The second part of the serial highlights the IPCC’s notion that, regardless of action taken now to reduce emissions, the climate will change until around the middle of this century
Regardless of future emissions, we are already committed to further warming, largely due to past emissions and inertia in the climate system. Globally, most greenhouse gas emissions due to human activities have come from just a few countries. Total emissions since 1970 have continued to rise, and emissions between 2000 and 2010 have been the highest yet.
The IPCC warns that if global society continues to emit greenhouse gases at current rates, the average global temperature could rise by 2.6–4.8°C by 2100 (according to the IPCC’s highest emissions scenario).
The figure illustrates projected warming under a low-emissions scenario, a high-emissions scenario and two mid-range scenarios, and the temperature changes associated with each. Whether global society continues to emit greenhouse gases at today’s rate, or cuts greenhouse gas emissions sharply now, does not make a big difference in terms of climate impacts in the next few decades.
Curbing emissions to maintain global temperatures below 2°C would need urgent action at global level. However, the benefits to the global climate – and societies and ecosystems that depend on it – will only emerge in the latter half of the century. The IPCC lists the many reasons why mitigation action must start now and the kinds of immediate benefits it can deliver (see page 20). In contrast, taking action on adaptation today delivers many immediate benefits. But, there are limits to adaptation. For this reason, both adaptation and mitigation are needed; they each deliver benefits but over different timeframes.
In assessing future climate change, the Fifth Assessment Report presents four scenarios, known as Representative Concentration Pathways (RCPs). The scenarios show the result of different levels of emissions of greenhouse gases, from the present day to 2100, on global warming. IPCC does not indicate which policy and behavioural choices society could make that would lead to the scenarios.

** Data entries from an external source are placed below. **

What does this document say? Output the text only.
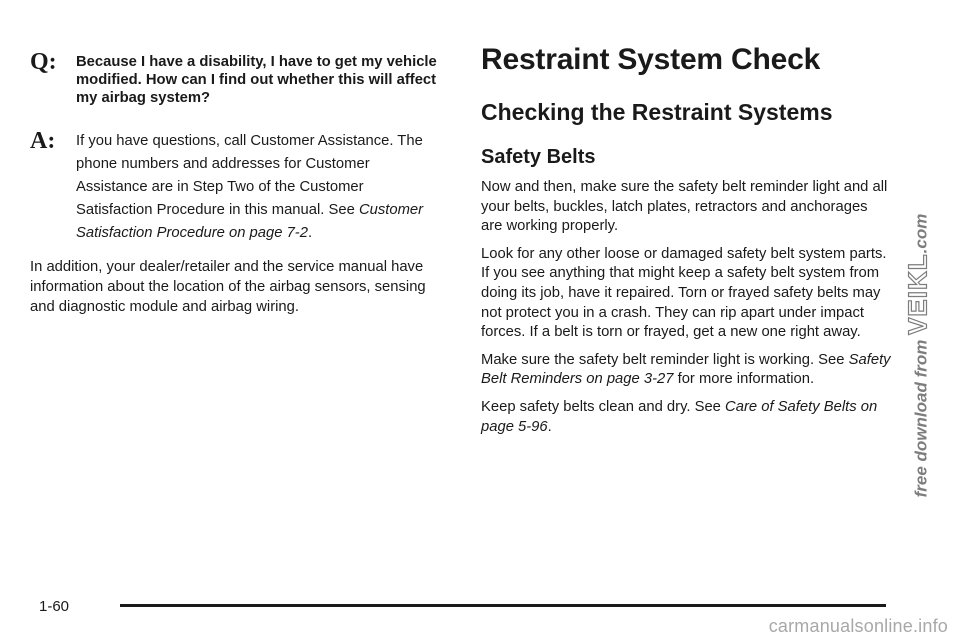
Q:	Because I have a disability, I have to get my vehicle modified. How can I find out whether this will affect my airbag system?
A:	If you have questions, call Customer Assistance. The phone numbers and addresses for Customer Assistance are in Step Two of the Customer Satisfaction Procedure in this manual. See Customer Satisfaction Procedure on page 7-2.

In addition, your dealer/retailer and the service manual have information about the location of the airbag sensors, sensing and diagnostic module and airbag wiring.

Restraint System Check
Checking the Restraint Systems
Safety Belts

Now and then, make sure the safety belt reminder light and all your belts, buckles, latch plates, retractors and anchorages are working properly.

Look for any other loose or damaged safety belt system parts. If you see anything that might keep a safety belt system from doing its job, have it repaired. Torn or frayed safety belts may not protect you in a crash. They can rip apart under impact forces. If a belt is torn or frayed, get a new one right away.

Make sure the safety belt reminder light is working. See Safety Belt Reminders on page 3-27 for more information.

Keep safety belts clean and dry. See Care of Safety Belts on page 5-96.

1-60
free download from VEIKL.com
carmanualsonline.info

In all scenarios, carbon dioxide concentrations are higher in 2100 than they are today. The low-emissions scenario assumes substantial and sustained reductions in greenhouse gas emissions. The high-emissions scenario assumes continued high emissions. The two intermediate scenarios assume some stabilisation in emissions.
In the next few decades, warming will be the same in all scenarios. Regardless of action taken now to reduce emissions, the climate will change until around the middle of this century. In the longer term, in all except the low-emissions scenario, global warming at the end of the 21st century is likely to be at least 1.5°C.In the two higher emissions scenarios, global warming is likely to be 2°C. In the second lowest emissions scenario, global warming is more likely than not to be 2°C. Warming will continue beyond 2100 under all emissions scenarios except the lowest and will continue to vary between years and between decades.